ルクセンブルク政府は今、「トラスト・センター」を目指している。金融セクターのニーズに応えるには、ICT業界は当然高いセキュリティー水準が求められる。ルクセンブルクはその特性を活かし、重要なデータを安心して預けられる拠点としての価値を打ち出そうというのだ。高水準のデータセンターを含む最先端のICTインフラと、イノベーションに理解のある政府、そしてルクセンブルク大学のサイバーセキュリティー専門の学際センターなど、研究機関によるセキュリティ研究がその基盤だ。ルクセンブルク政府はサイバーセキュリティーや暗号技術への関心が高く、1999年に政府と大手金融機関が中心となって立ち上げた電子署名研究のコンソーシアムは、2005年に認証機関ルクストラストとして法人化された。以来、ルクストラストが電子署名のための公開鍵基盤を提供することで、政府や金融機関、その他の企業、さらに一般市民が安全な電子商取引プラットフォームを使うことができる。
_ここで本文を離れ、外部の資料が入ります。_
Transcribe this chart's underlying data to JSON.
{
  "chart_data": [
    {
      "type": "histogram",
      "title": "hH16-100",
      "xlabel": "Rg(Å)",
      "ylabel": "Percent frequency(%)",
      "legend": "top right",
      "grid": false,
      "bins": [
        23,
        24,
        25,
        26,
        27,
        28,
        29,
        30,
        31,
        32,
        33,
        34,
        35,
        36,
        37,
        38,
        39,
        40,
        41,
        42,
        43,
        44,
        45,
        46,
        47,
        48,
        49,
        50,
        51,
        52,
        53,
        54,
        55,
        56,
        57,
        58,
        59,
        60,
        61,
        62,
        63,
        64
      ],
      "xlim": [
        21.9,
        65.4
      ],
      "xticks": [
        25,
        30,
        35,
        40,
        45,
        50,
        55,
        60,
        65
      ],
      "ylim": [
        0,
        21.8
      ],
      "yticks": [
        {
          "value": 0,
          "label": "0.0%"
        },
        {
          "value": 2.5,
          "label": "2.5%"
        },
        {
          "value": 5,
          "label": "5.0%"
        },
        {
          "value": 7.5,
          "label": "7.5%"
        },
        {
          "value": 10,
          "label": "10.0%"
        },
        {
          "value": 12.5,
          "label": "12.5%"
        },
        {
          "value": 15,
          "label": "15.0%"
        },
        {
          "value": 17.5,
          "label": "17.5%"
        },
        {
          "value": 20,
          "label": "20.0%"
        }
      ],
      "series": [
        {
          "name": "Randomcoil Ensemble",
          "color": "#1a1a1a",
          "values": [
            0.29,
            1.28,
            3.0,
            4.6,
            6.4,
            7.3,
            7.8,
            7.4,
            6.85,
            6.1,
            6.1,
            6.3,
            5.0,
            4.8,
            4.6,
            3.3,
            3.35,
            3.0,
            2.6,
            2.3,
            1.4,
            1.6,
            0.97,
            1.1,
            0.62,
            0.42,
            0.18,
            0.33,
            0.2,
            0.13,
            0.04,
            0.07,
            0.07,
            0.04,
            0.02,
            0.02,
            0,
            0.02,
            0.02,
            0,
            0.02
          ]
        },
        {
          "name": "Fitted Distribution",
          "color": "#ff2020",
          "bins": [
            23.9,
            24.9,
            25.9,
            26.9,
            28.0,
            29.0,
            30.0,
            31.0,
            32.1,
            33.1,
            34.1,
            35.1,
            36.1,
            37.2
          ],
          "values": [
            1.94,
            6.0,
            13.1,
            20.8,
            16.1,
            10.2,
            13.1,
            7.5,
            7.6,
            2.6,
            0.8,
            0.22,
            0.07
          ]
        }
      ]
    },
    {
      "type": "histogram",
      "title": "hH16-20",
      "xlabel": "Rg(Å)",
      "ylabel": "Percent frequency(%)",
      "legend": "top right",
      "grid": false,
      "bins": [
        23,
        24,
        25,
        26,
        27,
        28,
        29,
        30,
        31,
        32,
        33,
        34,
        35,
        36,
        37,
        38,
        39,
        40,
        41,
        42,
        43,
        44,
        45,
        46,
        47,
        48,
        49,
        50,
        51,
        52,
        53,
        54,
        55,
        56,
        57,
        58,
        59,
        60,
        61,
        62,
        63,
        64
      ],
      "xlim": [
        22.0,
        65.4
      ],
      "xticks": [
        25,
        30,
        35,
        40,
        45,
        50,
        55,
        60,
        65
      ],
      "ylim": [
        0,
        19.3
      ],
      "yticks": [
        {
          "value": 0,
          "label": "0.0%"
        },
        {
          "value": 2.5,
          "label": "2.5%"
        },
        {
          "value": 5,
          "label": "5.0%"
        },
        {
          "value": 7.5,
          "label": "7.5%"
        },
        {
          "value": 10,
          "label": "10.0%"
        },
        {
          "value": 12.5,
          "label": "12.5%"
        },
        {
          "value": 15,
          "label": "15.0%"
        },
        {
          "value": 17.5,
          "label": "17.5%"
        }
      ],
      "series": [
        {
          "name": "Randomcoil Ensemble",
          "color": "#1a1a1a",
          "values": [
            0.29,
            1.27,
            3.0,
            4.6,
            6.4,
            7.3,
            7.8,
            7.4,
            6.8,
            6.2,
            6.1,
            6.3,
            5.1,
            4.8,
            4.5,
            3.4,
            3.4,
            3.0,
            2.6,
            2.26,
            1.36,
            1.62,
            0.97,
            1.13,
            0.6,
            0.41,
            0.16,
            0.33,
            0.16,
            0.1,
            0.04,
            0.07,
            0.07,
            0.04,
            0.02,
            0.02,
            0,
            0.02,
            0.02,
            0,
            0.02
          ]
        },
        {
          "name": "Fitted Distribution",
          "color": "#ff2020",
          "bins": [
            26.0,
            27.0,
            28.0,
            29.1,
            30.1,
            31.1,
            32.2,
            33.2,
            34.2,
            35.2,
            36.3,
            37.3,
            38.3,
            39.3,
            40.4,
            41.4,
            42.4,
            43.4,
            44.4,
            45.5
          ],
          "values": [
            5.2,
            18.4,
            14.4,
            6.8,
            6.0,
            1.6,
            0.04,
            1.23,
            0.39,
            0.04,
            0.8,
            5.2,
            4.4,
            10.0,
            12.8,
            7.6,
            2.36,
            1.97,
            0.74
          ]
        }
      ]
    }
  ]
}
2017年6月20日、世界初の「データ大使館」(データエンバシー)を設立する協定に、エストニアとルクセンブルクの両首相が調印した。ヨーロッパのICT先進国であるエストニア政府がデータ管理政策の一環で、国の重要なデータのコピーをルクセンブルクのサーバーに保管すると決定したことは、「トラスト・センター」ルクセンブルクにとって非常に大きな成果だ。ルクセンブルクのIT局長は「データ大使館というコンセプトは10年後には当たり前になるだろう」とコメントしている。